Red Velvet Cupcakes
For The Cupcakes…
- 5 ½ ounces cake flour
- 5 ½ ounces super fine sugar
- 6 ounces unsalted butter softened
- 3 large lightly beaten eggs
- ½ teaspoon vanilla essence
- 1 teaspoon baking powder
- 1 teaspoon cocoa powder
- ½ cup butter milk
- 1 teaspoon white vinegar
- 1 tablespoon red food coloring
For The Cream Cheese Icing…
- 1 ounce unsalted butter softened
- 3 ounces cream cheese softened
- 2 cups powdered sugar
- 1 tablespoon lemon juice
For The Topping…
- 1 ounce toasted shredded coconut
Method:
Preheat your oven to 350° F (180° C) and prepare 12 paper cupcake cases in muffin tins.Place softened butter and sugar into a bowl and cream with an electric mixer until the butter changes colour. (generally 2 minutes)Add in lightly beaten eggs to the mix a little at a time, beating on slow for 15 seconds between each addition.
Add Vanilla then sift in flour, baking powder and cocoa and mix for a further minute. Mix in butter milk, food coloring and vinegar until just combined.Then spoon batter into cases until they are approx 2/3rds full and then place in the middle rack in your preheated oven.

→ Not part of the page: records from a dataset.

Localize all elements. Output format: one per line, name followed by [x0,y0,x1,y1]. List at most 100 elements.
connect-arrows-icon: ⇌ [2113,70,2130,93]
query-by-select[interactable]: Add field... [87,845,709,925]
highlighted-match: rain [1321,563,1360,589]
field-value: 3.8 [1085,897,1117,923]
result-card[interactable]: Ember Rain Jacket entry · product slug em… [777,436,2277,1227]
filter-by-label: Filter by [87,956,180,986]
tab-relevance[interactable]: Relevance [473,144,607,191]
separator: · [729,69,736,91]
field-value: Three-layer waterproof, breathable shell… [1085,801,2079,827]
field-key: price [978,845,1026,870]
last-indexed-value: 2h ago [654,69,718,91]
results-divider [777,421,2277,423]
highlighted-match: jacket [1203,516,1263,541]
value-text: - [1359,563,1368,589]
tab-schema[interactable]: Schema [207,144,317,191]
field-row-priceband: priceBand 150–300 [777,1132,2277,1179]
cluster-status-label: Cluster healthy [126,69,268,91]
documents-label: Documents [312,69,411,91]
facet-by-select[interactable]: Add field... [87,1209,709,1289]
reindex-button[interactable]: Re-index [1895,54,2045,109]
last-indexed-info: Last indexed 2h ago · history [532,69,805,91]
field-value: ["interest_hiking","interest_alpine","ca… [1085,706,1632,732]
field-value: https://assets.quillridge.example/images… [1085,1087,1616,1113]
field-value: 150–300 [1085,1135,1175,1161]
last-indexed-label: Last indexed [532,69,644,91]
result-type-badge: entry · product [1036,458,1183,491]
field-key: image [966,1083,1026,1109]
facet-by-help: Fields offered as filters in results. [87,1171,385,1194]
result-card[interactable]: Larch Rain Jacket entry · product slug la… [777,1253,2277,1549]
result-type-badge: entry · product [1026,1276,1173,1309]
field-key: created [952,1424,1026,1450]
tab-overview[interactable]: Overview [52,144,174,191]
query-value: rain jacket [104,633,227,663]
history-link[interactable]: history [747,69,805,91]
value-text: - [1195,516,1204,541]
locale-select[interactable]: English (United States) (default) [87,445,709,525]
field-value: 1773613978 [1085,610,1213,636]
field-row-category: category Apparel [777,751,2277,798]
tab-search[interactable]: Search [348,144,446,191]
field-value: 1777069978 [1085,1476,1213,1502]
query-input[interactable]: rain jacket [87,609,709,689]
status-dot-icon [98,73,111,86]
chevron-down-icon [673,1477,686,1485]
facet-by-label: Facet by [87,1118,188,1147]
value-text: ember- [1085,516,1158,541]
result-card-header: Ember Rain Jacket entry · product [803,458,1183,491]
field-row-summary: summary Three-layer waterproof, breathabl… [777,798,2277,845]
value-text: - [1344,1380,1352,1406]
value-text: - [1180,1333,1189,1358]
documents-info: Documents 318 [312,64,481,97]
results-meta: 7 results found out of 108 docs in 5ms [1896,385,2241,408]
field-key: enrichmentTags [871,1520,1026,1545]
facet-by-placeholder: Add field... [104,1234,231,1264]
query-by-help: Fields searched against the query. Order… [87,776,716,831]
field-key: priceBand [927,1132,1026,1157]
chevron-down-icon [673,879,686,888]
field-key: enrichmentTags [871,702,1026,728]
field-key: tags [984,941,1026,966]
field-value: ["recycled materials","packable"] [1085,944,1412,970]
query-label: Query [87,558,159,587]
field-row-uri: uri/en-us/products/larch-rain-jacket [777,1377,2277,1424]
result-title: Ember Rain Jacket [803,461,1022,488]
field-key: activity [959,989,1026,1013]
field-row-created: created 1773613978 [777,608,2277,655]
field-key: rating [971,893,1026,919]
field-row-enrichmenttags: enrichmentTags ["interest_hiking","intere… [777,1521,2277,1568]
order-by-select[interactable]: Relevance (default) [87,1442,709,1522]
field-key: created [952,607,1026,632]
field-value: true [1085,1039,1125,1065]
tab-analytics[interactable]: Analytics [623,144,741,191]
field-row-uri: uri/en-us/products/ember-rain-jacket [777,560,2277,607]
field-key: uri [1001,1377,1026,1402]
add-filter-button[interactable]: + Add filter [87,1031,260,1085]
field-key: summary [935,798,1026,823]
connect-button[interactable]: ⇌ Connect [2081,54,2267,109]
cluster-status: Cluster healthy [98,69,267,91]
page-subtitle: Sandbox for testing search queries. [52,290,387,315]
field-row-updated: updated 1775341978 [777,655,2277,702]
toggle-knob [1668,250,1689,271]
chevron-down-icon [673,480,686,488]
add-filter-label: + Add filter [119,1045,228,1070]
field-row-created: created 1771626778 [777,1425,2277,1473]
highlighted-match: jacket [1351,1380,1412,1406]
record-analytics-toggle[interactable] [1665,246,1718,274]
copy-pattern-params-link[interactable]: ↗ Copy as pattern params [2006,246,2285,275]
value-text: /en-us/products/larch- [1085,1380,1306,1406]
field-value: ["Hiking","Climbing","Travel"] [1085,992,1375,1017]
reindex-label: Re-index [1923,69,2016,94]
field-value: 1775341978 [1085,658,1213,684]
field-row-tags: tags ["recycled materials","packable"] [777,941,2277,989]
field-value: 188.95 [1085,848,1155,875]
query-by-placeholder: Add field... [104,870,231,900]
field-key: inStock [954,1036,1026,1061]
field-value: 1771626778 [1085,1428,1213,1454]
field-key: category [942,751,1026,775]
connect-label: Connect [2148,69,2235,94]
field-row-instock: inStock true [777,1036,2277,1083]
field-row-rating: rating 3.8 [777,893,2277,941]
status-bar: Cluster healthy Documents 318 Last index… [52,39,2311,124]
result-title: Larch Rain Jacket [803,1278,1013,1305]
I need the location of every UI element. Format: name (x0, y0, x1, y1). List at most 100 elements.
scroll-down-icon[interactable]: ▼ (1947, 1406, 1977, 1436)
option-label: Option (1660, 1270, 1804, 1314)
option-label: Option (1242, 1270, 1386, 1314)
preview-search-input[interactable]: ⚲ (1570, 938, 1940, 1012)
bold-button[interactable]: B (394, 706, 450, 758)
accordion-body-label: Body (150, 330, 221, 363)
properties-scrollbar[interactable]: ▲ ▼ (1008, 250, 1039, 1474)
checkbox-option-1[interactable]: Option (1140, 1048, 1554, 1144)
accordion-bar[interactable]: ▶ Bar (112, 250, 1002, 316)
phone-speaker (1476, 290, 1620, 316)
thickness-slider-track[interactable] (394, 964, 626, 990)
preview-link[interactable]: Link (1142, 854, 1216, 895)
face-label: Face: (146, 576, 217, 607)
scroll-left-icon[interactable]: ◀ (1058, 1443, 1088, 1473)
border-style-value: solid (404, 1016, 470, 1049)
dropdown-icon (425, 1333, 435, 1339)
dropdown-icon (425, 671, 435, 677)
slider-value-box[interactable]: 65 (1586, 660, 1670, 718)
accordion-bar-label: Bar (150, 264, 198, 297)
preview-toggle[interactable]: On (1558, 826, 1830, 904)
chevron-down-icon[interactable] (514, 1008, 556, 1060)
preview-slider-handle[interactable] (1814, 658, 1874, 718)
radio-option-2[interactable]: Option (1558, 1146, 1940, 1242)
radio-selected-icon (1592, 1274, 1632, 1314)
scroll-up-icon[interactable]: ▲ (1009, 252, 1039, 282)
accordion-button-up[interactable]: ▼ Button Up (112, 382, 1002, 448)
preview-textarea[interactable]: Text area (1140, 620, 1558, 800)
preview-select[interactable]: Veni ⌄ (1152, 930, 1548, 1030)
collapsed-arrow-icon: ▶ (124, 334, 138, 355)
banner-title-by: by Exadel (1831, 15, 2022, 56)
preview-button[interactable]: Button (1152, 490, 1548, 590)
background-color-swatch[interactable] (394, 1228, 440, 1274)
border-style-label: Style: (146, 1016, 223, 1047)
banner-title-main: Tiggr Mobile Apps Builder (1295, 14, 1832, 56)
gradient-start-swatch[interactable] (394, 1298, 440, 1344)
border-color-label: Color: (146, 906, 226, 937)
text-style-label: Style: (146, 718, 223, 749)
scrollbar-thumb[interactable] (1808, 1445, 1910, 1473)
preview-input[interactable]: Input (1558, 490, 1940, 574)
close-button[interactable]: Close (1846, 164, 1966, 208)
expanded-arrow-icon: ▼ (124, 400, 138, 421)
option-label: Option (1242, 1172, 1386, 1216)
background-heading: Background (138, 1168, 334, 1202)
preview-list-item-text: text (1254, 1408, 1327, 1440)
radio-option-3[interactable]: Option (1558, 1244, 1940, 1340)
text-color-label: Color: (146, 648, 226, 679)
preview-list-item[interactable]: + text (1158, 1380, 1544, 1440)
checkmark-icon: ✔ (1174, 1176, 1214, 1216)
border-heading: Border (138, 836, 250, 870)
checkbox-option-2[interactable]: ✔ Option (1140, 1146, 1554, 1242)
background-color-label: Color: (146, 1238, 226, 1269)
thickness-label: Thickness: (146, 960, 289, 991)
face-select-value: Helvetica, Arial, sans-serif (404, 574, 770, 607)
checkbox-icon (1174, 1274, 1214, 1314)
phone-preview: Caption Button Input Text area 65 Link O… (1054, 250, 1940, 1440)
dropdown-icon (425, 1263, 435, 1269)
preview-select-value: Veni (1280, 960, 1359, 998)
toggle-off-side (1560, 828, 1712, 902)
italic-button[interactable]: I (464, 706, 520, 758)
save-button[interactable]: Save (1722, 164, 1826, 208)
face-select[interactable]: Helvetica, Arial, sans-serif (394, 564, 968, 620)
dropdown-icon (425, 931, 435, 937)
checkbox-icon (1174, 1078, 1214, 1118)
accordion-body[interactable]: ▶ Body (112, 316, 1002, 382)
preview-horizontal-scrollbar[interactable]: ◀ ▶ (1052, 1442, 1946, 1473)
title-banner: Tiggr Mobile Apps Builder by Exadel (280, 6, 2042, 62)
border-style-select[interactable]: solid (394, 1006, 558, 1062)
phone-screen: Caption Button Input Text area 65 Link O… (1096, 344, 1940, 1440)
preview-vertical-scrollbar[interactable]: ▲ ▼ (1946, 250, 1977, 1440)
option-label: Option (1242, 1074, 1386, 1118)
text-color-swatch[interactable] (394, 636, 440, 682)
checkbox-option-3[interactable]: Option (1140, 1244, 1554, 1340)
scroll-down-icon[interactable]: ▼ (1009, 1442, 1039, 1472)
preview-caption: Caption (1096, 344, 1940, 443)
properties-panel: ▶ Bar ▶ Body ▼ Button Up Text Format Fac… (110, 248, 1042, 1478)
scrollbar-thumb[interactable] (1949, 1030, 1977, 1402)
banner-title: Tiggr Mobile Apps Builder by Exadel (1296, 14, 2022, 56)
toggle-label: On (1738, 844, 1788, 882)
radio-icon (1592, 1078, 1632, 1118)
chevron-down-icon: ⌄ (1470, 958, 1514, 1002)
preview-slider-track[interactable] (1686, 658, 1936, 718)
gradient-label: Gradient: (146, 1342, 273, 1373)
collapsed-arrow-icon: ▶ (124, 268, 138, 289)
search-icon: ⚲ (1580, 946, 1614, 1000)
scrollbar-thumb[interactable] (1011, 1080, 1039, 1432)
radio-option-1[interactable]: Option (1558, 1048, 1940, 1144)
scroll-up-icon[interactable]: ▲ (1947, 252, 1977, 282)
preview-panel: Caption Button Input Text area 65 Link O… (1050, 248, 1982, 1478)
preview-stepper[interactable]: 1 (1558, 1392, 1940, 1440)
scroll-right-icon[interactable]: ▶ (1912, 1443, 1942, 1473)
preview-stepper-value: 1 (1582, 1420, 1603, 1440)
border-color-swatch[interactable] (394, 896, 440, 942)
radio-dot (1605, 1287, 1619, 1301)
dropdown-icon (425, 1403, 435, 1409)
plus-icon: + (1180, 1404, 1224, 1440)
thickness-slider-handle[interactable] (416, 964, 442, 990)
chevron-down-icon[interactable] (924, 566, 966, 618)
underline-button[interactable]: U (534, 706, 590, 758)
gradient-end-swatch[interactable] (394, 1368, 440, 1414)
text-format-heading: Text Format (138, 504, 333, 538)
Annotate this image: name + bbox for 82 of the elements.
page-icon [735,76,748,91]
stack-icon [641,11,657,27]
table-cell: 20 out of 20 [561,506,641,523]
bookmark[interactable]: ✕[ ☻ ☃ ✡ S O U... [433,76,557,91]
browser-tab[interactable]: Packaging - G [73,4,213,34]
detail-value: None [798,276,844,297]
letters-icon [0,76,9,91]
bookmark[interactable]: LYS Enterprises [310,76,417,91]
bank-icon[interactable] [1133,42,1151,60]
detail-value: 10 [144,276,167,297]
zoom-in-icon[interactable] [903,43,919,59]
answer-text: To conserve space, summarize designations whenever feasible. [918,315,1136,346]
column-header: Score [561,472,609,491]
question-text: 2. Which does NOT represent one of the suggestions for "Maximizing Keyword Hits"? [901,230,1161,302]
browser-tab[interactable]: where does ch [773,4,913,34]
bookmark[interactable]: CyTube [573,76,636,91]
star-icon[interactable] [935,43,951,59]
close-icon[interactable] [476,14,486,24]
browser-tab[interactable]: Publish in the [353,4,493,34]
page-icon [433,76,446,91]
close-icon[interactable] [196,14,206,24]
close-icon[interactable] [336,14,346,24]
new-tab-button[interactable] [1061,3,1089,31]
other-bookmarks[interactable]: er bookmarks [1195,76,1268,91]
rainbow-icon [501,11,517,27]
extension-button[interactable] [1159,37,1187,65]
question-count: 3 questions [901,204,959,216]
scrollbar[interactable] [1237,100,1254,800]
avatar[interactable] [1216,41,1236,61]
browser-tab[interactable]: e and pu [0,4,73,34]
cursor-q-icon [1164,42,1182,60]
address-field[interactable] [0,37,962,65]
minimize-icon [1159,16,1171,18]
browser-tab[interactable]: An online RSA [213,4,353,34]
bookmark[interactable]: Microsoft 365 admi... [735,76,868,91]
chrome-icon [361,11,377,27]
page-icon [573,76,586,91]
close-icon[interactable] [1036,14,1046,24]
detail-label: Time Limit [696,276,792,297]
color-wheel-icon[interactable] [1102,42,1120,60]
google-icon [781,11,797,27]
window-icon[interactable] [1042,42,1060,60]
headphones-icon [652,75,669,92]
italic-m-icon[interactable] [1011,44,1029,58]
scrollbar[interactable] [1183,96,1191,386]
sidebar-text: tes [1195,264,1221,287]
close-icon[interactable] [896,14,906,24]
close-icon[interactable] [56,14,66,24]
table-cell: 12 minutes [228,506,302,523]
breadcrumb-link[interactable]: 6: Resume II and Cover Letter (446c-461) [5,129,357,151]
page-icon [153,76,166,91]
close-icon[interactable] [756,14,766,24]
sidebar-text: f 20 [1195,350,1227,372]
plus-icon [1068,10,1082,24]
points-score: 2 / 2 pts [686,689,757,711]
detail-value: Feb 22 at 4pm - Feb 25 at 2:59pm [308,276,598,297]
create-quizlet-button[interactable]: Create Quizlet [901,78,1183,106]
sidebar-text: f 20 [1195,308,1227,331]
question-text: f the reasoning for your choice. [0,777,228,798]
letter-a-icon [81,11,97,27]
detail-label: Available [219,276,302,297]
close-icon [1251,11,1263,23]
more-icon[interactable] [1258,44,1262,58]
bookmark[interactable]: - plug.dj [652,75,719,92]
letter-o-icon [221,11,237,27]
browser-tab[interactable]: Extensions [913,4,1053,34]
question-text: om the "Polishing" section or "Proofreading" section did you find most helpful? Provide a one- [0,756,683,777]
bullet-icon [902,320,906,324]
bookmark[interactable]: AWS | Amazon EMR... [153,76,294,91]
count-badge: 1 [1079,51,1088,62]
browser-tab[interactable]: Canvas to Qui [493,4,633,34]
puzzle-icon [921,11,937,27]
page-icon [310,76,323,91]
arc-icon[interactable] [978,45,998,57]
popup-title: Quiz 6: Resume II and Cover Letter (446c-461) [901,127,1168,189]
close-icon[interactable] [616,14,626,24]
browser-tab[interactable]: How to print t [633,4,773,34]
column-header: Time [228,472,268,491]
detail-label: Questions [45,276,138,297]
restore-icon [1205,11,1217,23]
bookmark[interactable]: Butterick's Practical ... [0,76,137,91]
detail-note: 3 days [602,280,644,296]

Bake for approx 18 to 20 minutes or until a toothpick comes out clean, then remove and let sit for a few minutes before removing the cupcakes from the tins and placing them on a wire rack to cool.
To make cream cheese icing, add softened cream cheese and butter to a bowl, along with powdered sugar and lemon juice and mix with an electric mixer until light and fluffy.Cut a small hole in the center of each cupcake and dig out with a spoon.
Spread a small amount of cream cheese icing into the hole and replace the top.Cover cupcakes with cream cheese icing and sprinkle with toasted shredded coconut.